If the 2-second deadline passes, all forked tasks are cancelled and joinUntil throws TimeoutException.


Real-World Example: Parallel API Aggregation

A common microservices pattern: aggregate data from three downstream services to build a single API response.

import module java.base;
import java.util.concurrent.StructuredTaskScope;
import java.util.concurrent.StructuredTaskScope.ShutdownOnFailure;

record ProductPage(Product product, List<Review> reviews, PriceInfo pricing) {}

public class ProductService {

    public ProductPage getProductPage(String productId) throws Exception {
        try (var scope = new ShutdownOnFailure()) {

            var productTask = scope.fork(() ->
                catalogClient.getProduct(productId)
            );
            var reviewsTask = scope.fork(() ->
                reviewClient.getReviews(productId)
            );
            var pricingTask = scope.fork(() ->
                pricingClient.getPricing(productId)
            );

            // Wait up to 500ms for all three
            scope.joinUntil(Instant.now().plusMillis(500));
            scope.throwIfFailed();

            return new ProductPage(
                productTask.get(),
                reviewsTask.get(),
                pricingTask.get()
            );
        }
    }
}

All three calls run in parallel on virtual threads. Total latency = max(catalog, reviews, pricing) — not the sum.
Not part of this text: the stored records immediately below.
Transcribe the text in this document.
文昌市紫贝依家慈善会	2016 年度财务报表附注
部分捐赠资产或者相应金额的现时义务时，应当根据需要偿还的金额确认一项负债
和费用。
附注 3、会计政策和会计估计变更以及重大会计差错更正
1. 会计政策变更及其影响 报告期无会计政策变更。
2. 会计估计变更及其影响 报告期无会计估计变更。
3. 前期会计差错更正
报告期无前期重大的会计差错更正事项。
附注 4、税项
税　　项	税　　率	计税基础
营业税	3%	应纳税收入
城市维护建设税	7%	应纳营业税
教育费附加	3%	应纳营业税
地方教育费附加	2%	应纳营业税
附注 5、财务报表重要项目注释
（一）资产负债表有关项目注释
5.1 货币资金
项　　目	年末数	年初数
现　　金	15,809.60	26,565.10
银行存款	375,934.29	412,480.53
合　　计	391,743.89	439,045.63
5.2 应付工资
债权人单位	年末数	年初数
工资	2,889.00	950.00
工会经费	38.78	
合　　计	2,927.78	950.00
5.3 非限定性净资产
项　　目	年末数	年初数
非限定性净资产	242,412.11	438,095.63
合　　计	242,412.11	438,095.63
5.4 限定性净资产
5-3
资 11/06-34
With 100ms per service, you get a 100ms response instead of 300ms.


What Changed in the Java 25 Preview?

The Java 25 (5th preview) version of StructuredTaskScope is largely API-stable compared to Java 21. The main evolution has been:

ChangeDetails
Joiner API (Java 24+)Extensible join policy via StructuredTaskScope.Joiner<T,R> — lets you build custom aggregation strategies beyond ShutdownOnFailure / ShutdownOnSuccess
scope.fork() return typeNow returns StructuredTaskScope.Subtask<T> instead of Future<T> — cleaner API, Subtask.get() doesn’t throw checked exceptions
ScopedValue integrationForked tasks automatically inherit the parent’s ScopedValue bindings

Custom Joiner: Collect All Results

With the Joiner API (Java 24+), you can aggregate all results — not just the first or throw on any:

public List<SearchResult> searchAll(String query) throws Exception {
    try (var scope = StructuredTaskScope.open(Joiner.allSuccessfulOrThrow())) {

        scope.fork(() -> searchDatabase(query));
        scope.fork(() -> searchElasticsearch(query));
        scope.fork(() -> searchCache(query));

        return scope.join()
                    .results()
                    .toList();  // returns results from all successful tasks
    }
}

Summary

Structured Concurrency solves the three classic problems of unstructured concurrency:

ProblemUnstructuredStructured
Orphaned tasks on failureTasks keep runningAuto-cancelled
Cancellation propagationManual Future.cancel()Automatic
Stack tracesThread pool threadLogical call chain
TimeoutManual Future.get(timeout) per taskjoinUntil(instant) on the scope

It is still in preview in Java 25 — but after 5 rounds, the API is stable enough to use in non-public-API code today.